25 mai 2016 à 16h35 —
Mis à jour le 25 mai 2016 à 16h35
Plus de dix jours après le
renvoi du gouvernement, les consultations pour trouver un nouveau Premier
ministre sont au point mort entre le président bissau-guinéen, José Mario Vaz,
et sa formation politique, le Parti africain pour l’indépendance de la Guinée
du Cap-Vert (PAIGC, au pouvoir). Le point en quatre questions pour comprendre
les soubresauts de cette dernière crise.
Pourquoi José Mario
Vaz a-t-il de nouveau destitué le gouvernement ?

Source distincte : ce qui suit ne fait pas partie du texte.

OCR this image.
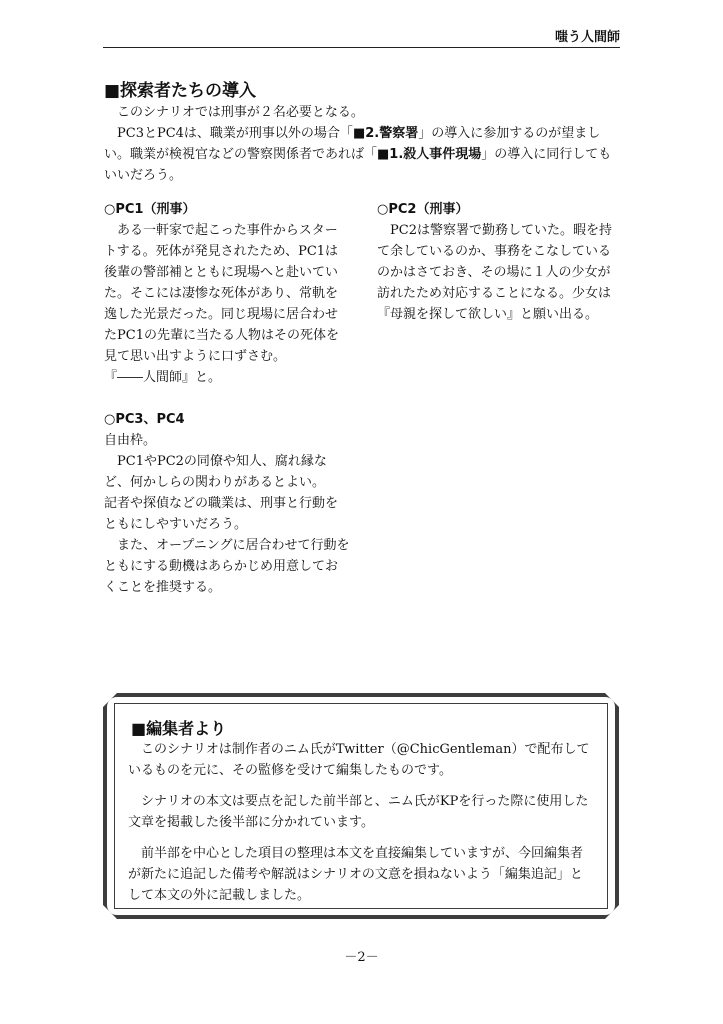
嗤う人間師
■探索者たちの導入

このシナリオでは刑事が２名必要となる。

PC3とPC4は、職業が刑事以外の場合「■2.警察署」の導入に参加するのが望ましい。職業が検視官などの警察関係者であれば「■1.殺人事件現場」の導入に同行してもいいだろう。

○PC1（刑事）

ある一軒家で起こった事件からスタートする。死体が発見されたため、PC1は後輩の警部補とともに現場へと赴いていた。そこには凄惨な死体があり、常軌を逸した光景だった。同じ現場に居合わせたPC1の先輩に当たる人物はその死体を見て思い出すように口ずさむ。

『――人間師』と。

○PC3、PC4

自由枠。

PC1やPC2の同僚や知人、腐れ縁など、何かしらの関わりがあるとよい。

記者や探偵などの職業は、刑事と行動をともにしやすいだろう。

また、オープニングに居合わせて行動をともにする動機はあらかじめ用意しておくことを推奨する。

○PC2（刑事）

PC2は警察署で勤務していた。暇を持て余しているのか、事務をこなしているのかはさておき、その場に１人の少女が訪れたため対応することになる。少女は『母親を探して欲しい』と願い出る。

■編集者より

このシナリオは制作者のニム氏がTwitter（@ChicGentleman）で配布しているものを元に、その監修を受けて編集したものです。

シナリオの本文は要点を記した前半部と、ニム氏がKPを行った際に使用した文章を掲載した後半部に分かれています。

前半部を中心とした項目の整理は本文を直接編集していますが、今回編集者が新たに追記した備考や解説はシナリオの文意を損ねないよう「編集追記」として本文の外に記載しました。

－2－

La décision couvait depuis plusieurs semaines. Elle a finalement été tranchée, jeudi
12 mai, quand le président Vaz a congédié le gouvernement dirigé depuis
septembre 2015 par Carlos Correia.
Pour justifier ce deuxième
renvoi en
deux ans de mandat, le président a fustigé l’absence de plan
gouvernemental. « J’ai pris une décision qui responsabilise les partis politiques
en leur donnant l’occasion de prouver qu’ils placent l’intérêt supérieur de la
nation et du peuple au-dessus de leurs intérêts personnels ou de groupe ou de
parti », s’est-il expliqué dans
une allocution retransmise par la presse.
Reste que selon de
nombreux observateurs, cette décision présidentielle n’est autre que le dernier
épisode de la crise politique qui agite le pays depuis plusieurs mois.
Quand a commencé la crise
politique ?
Elle a éclaté au
grand jour en août 2015, quand le président a
congédié son Premier ministre Domingos Simões Pereira, en poste depuis
juin 2014. Entre les deux hommes, la
mésentente était notoire.
Alimentées par leur
rivalité pour prendre le contrôle du PAIGC lors des élections législatives et
présidentielle de 2014, les tensions entre eux se sont encore
aggravées après leur ascension au pouvoir en raison du régime
semi-présidentiel, qui fait du Premier ministre le véritable homme fort du pays.
Alors que le président
reprochait à son Premier ministre de ne pas le tenir suffisamment informé des
affaires en cours et lançait contre lui des accusations de corruption, les
partisans de Domingos Simões Pereira affirmaient de leur côté que la
popularité de ce dernier aurait fait de l’ombre au président, qu’ils accusaient
également de trop s’immiscer dans les affaires du gouvernement.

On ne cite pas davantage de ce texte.